You'd never know it around here, but there's more to dance in the Second City than Hubbard Street, which performs annually at Overture Hall. Luna Negra, a fast-rising Chicago company, focuses on works by Latina/o choreographers that push past the boundaries of 20th-century art into the brave new multicultural 21st. Despite proximity, this important young Windy City troupe, celebrating its 10th anniversary this year, performs in Madison for the first time next Thursday at Overture's Capitol Theater.
Artistic director Eduardo Vilaro left Havana for New York at 6, in '69, a decade after the triumph of the Cuban revolution. Dance was how his uprooted family stayed connected to its roots and its community, Vilaro says: "My mother always grabbed me to dance with her. I learned to walk and salsa at the same time."
As a kid Vilaro played Linus in a school production of You're a Good Man, Charlie Brown. "Linus does a solo with his blanket," Vilaro says. "I didn't just perform. I had to come up with my own dance."
Smitten by Terpsichore, he had to sneak out of the house to take dance classes. "My parents wanted me to be a good Cuban son, a doctor, a lawyer," he says. "When I got out of high school I said, 'Okay, I'm not doing this, I'm gonna be an artist, I'm gonna dance."

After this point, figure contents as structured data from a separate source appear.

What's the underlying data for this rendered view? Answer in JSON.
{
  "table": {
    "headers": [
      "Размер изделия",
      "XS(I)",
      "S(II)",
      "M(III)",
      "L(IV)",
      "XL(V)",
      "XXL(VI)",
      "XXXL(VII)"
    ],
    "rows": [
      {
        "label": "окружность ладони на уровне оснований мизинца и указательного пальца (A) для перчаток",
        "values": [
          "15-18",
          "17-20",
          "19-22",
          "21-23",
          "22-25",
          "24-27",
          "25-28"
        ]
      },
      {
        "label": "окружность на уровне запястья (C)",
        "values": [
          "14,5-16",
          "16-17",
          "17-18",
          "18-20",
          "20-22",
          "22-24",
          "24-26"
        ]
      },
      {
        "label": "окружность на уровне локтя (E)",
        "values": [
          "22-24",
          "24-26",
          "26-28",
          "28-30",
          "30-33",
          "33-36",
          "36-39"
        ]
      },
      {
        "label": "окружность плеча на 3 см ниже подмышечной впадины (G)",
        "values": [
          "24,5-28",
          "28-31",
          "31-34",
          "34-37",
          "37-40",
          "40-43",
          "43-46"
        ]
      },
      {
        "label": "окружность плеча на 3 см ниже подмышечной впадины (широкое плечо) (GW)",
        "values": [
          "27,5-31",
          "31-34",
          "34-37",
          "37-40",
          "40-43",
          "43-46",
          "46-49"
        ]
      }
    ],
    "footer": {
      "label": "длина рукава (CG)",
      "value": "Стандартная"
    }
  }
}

Vilaro trained at the Alvin Ailey and Martha Graham schools; he became a principal dancer with New York's Ballet Hispanico. But lack of opportunities to choreograph led him to Chicago. "The city had such a vibrant Latino community, devoid of a strong dance presence," he says.
Luna Negra kicked off its first season in '99. People sometimes expect tangos or cha chas, but Vilaro's angle on Latin dance is different. "When we come to the States we fuse, we change," he says. "I'm not 100% Cuban any more. In Cuba they tell me 'tu no eres cubano.' I'm like damn, who are we in this country? Can we celebrate who we're becoming? Can we still be Latino, but have other ways of showing who we are? How do I move my community from the red skirts and castanets, salsa and cheap cliché stereotypes? There's Latino texture within our work, but I want to say we're more than that. We can be avant garde without losing our Latino-ism."
Mexico-born choreographer José Limón, who left Sinaloa during the Mexican Revolution and became a major New York choreographer during the heyday of modern dance, is Vilaro's direct artistic ancestor. And first up on Thursday night's program is "There Is a Time," a reconstructed Limón work that premiered at Juilliard in 1956. "I want to take this program back to the beginning," Vilaro says.
Against Limón, Vilaro sets up "AviMar," a new work by two young choreographers with roots in Chicago's River North Dance Company, Francisco Aviña and Stephanie Martínez. Like Limón, they've decided against Latin music, Vilaro says. "But they're looking at an idea Latinos have worked with for centuries - the power struggle between man and woman."
Last on the three-dance bill is Vilaro's "Deshár Alhát," set to a Sephardic score. "It's about finding ourselves as Latinos in this Spanish-Jewish music," he says. "It's about opening dialogues."
Vilaro also aims to open dialogues in the community. Wide-ranging events are slated for a four-day residency surrounding the concert (check out www.overturecenter.com/res-lunanegra.htm). "Community outreach sows seeds," Vilaro says. "Years later people come up to me and say 'I'm a dancer now because you opened me up to a new world.' It's amazing when they tell you that."